Edith Graf-Litscher

Conseillère nationale (PS), Canton de Thurgovie

Créé le:13.06.2017

13.06.2017 - 17.3434
Étape:Propositions nationales
État du conseil:Accepté

TEXTE DÉPOSÉ

Le Conseil fédéral est chargé de montrer dans un rapport quelles chances et quels risques recèle la durabilité numérique dans le domaine de la santé et quel cadre légal est nécessaire pour en exploiter le potentiel et minimiser les risques.

DÉVELOPPEMENT

Le dossier électronique du patient a été introduit à la mi-avril 2017. Dans trois ans, il sera obligatoire pour les hôpitaux, puis, cinq ans plus tard, également pour les EMS et les maisons de naissance.
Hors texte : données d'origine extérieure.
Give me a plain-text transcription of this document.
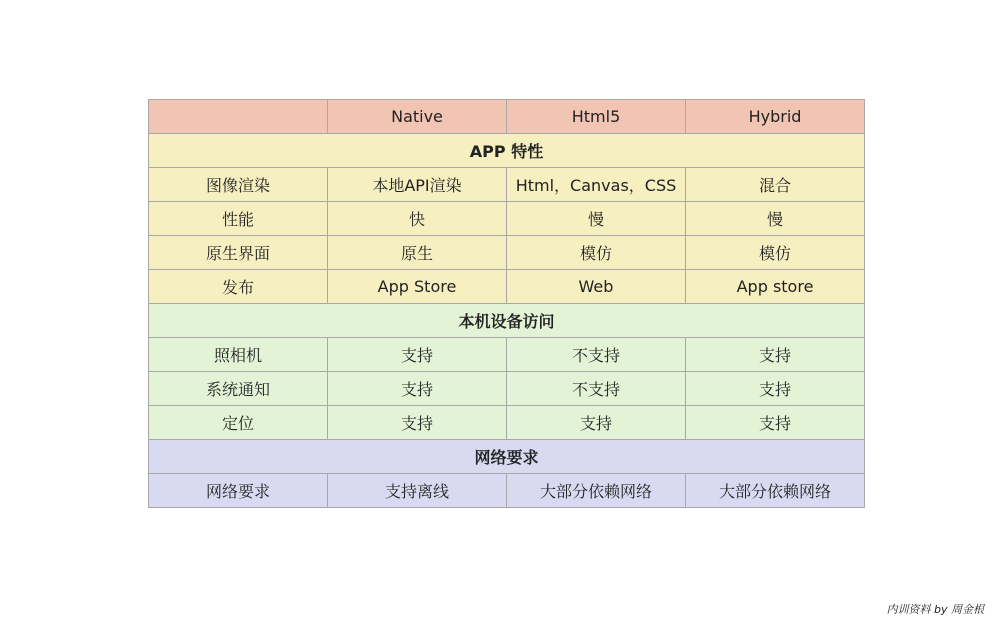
	Native	Html5	Hybrid
APP 特性			
图像渲染	本地API渲染	Html，Canvas，CSS	混合
性能	快	慢	慢
原生界面	原生	模仿	模仿
发布	App Store	Web	App store
本机设备访问			
照相机	支持	不支持	支持
系统通知	支持	不支持	支持
定位	支持	支持	支持
网络要求			
网络要求	支持离线	大部分依赖网络	大部分依赖网络
内训资料 by 周金根
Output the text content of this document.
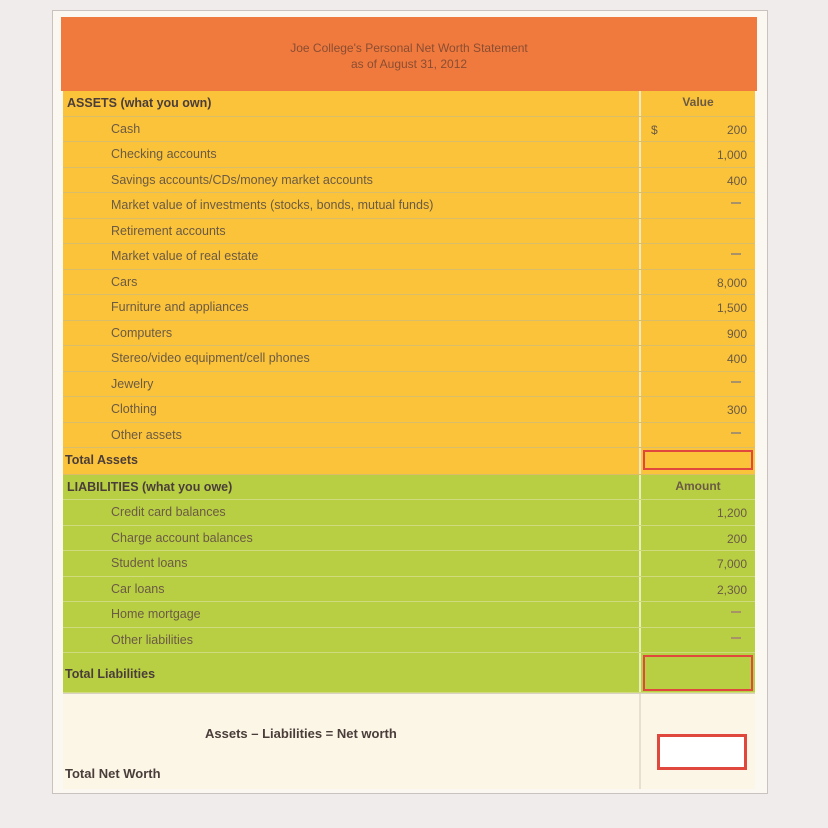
Joe College's Personal Net Worth Statement
as of August 31, 2012
ASSETS (what you own)	Value
Cash	$	200
Checking accounts	1,000
Savings accounts/CDs/money market accounts	400
Market value of investments (stocks, bonds, mutual funds)
Retirement accounts
Market value of real estate
Cars	8,000
Furniture and appliances	1,500
Computers	900
Stereo/video equipment/cell phones	400
Jewelry
Clothing	300
Other assets
Total Assets
LIABILITIES (what you owe)	Amount
Credit card balances	1,200
Charge account balances	200
Student loans	7,000
Car loans	2,300
Home mortgage
Other liabilities
Total Liabilities
Assets – Liabilities = Net worth
Total Net Worth
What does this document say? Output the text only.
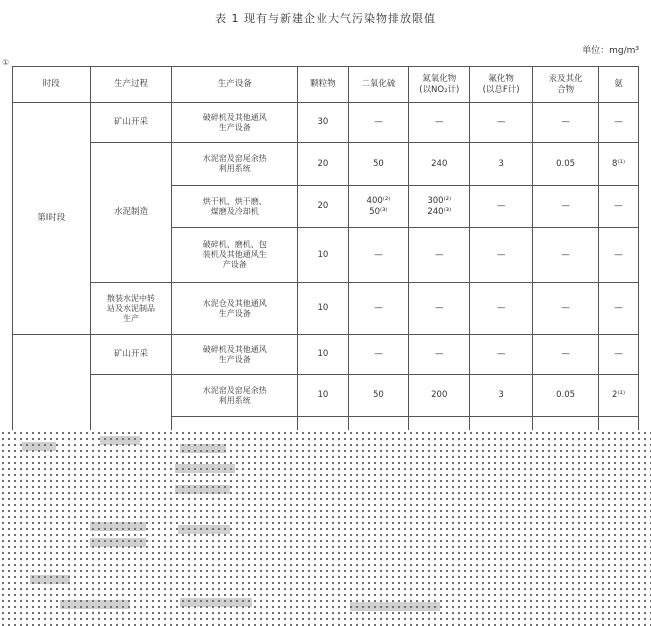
表 1 现有与新建企业大气污染物排放限值
单位：mg/m³
①
时段	生产过程	生产设备	颗粒物	二氧化硫	氮氧化物
(以NO₂计)	氟化物
(以总F计)	汞及其化
合物	氨
第Ⅰ时段	矿山开采	破碎机及其他通风
生产设备	30	—	—	—	—	—
	水泥制造	水泥窑及窑尾余热
利用系统	20	50	240	3	0.05	8⁽¹⁾
		烘干机、烘干磨、
煤磨及冷却机	20	400⁽²⁾
50⁽³⁾	300⁽²⁾
240⁽³⁾	—	—	—
		破碎机、磨机、包
装机及其他通风生
产设备	10	—	—	—	—	—
	散装水泥中转
站及水泥制品
生产	水泥仓及其他通风
生产设备	10	—	—	—	—	—
	矿山开采	破碎机及其他通风
生产设备	10	—	—	—	—	—
		水泥窑及窑尾余热
利用系统	10	50	200	3	0.05	2⁽¹⁾
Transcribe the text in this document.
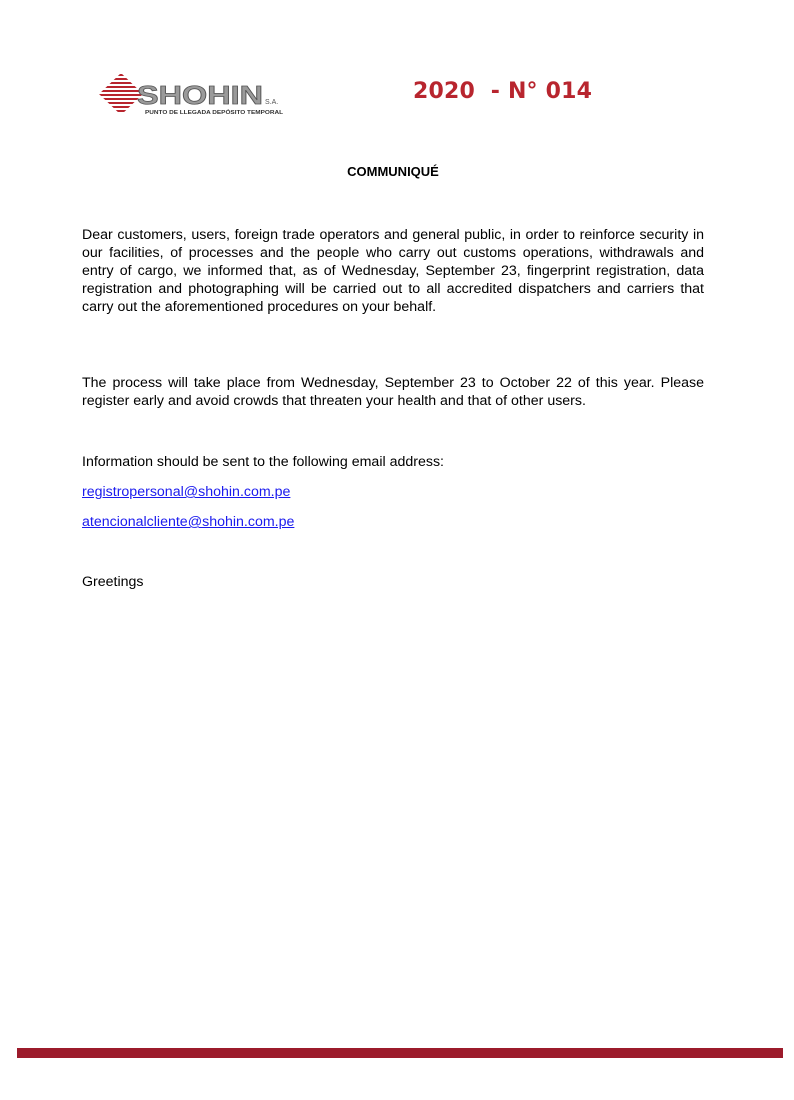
SHOHIN S.A.
PUNTO DE LLEGADA DEPÓSITO TEMPORAL
2020  - N° 014
COMMUNIQUÉ
Dear customers, users, foreign trade operators and general public, in order to reinforce security in our facilities, of processes and the people who carry out customs operations, withdrawals and entry of cargo, we informed that, as of Wednesday, September 23, fingerprint registration, data registration and photographing will be carried out to all accredited dispatchers and carriers that carry out the aforementioned procedures on your behalf.
The process will take place from Wednesday, September 23 to October 22 of this year. Please register early and avoid crowds that threaten your health and that of other users.
Information should be sent to the following email address:
registropersonal@shohin.com.pe
atencionalcliente@shohin.com.pe
Greetings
Le dossier électronique du patient est un projet phare dans le domaine de la cybersanté, mais ses applications possibles sont peu connues de nombreux acteurs du domaine de la santé.

Le Conseil fédéral est chargé d’établir un état des lieux des multiples possibilités qu’offre la numérisation. Il pourra par exemple se pencher sur la télémédecine, les technologies mobiles, les systèmes d’aide à la décision clinique, les systèmes d’enregistrement électronique des plans de médicaments, l’automesure connectée, les mégadonnées et les coopératives de données personnelles Midata.coop.

1. Le Conseil fédéral montrera quelles possibilités recèle la numérisation pour améliorer les compétences des patients dans le domaine de la santé et de quelle manière la génération de données et les systèmes d’information et de communication nécessaires peuvent être le plus utiles pour la société (durabilité numérique). Il mettra notamment l’accent sur les maladies non contagieuses qui causent 80 pour cent des coûts dans le domaine de la santé. Quelles modifications la numérisation entraînera-t-elle pour la collaboration (intra- et interprofessionnelle) entre les prestataires de soins, les professionnels de la santé, les patients et leurs proches? Comment les instruments peuvent-ils être intégrés dans la vie quotidienne et comment les traitements peuvent-ils être améliorés?

2. Quel cadre légal doit-il être posé au niveau de la Confédération et des cantons pour exploiter le potentiel offert par la numérisation, empêcher l’abus de données privées et éviter des doublons onéreux?

3. Quelles conditions doivent-elles être mises en place pour qu’une seule et même plateforme (par ex. celle du dossier électronique du patient) puisse être utilisée pour enregistrer les saisies de plus en plus nombreuses dans les différents registres?

4. Le numéro AVS est-il approprié comme éventuel identificateur personnel central? Les prestataires de soins doivent-ils être contraints de tenir leurs dossiers et leurs archives et d’échanger leurs données par voie électronique?

5. Dans la négative, des tarifs spécifiques doivent-ils être introduits pour les prestataires de soins qui tiennent leurs données et leurs archives et échangent leur données par voie électronique?

AVIS DU CONSEIL FÉDÉRAL DU 30.08.2017

Le Conseil fédéral pense comme l’auteur du postulat que pour la Suisse, la numérisation constitue un important facteur de développement durable dans le domaine des soins de santé. Soucieux de tirer le meilleur parti des avantages potentiels de la numérisation, sur le plan notamment de la qualité des traitements, de la sécurité des patients et de l’efficacité des soins, il a ordonné en avril 2016, au moment de l’adoption de la Stratégie Suisse numérique, l’élaboration de la Stratégie Cybersanté (eHealth) Suisse 2.0. Ce chantier est en cours de réalisation, avec la participation de la Confédération et des cantons. La mise en oeuvre des mesures préconisées dans le postulat sera examinée dans ce cadre.

PROPOSITION DU CONSEIL FÉDÉRAL DU 30.08.2017

Le Conseil fédéral propose d’accepter le postulat.